Once those documents reached Beijing my new school had to then produce a letter of employment for us. We then had to take that letter along with another authenticated copy of our marriage certificate (didn't know this at first, so had to get the marriage certificate translated again and authenticated at the Chinese embassy again), copies of the marriage certificate, letters from employer, copies of passport pages, current country visa pages, past Chinese visa pages (which for me was in an expired passport), two head shots each, about 800myr for processing fee, and documents to the visa center in KL. On Friday morning I went to the center to apply for an expediated service. The visa center is housed in Hampshire Place, a tall glass building about 2 blocks from the main road of Jalan Ampang. I went to the 5th floor, was checked to see if I had the proper documents then given a number. I opted for the earliest time slot of 9-930am assuming later would be busy. At 915 it was not busy, there were about 12 counters services an equal number of applicants. My number was called within minutes and then I stood with the center rep as she made sure I had everything and understood that I would have to return for an interview on Monday.

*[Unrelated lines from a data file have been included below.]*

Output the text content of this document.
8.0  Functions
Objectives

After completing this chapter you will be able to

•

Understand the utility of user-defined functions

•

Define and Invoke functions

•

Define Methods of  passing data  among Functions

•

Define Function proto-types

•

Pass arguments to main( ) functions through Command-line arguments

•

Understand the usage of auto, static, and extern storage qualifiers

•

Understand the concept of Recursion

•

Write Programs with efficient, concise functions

So I left knowing that Aya would return on Monday to do the interview and to collect the passports. Spouses are allowed to apply and collect without each other. That part of the process was fairly painless.

The interviews are at the Bank of China building right along Jalan Ampang. Its a tall white building with the Plaza Osk sign along the main road. Aya said the interview consisted of 2 or 3 very mundane questions like, "So your husband has a job in Beijing?" and took just a few minutes. She then had to return in the afternoon to the other building, Hampshire place, to pay the fees and collect the visas. So now we have my Z visa and Aya's short term tourist visa and can enter China. Then within 24 hours we must report to a police station to register and then within a week or so we will be getting our residency permits. At the end it only cost us two trips to KL, 4 nights in a hotel, numerous taxi rides, two authentications/translations, a few photos and copies, and about 8 hours of total document collecting and writing. In monetary terms, probably close to 1800USD. Jeez, Louise.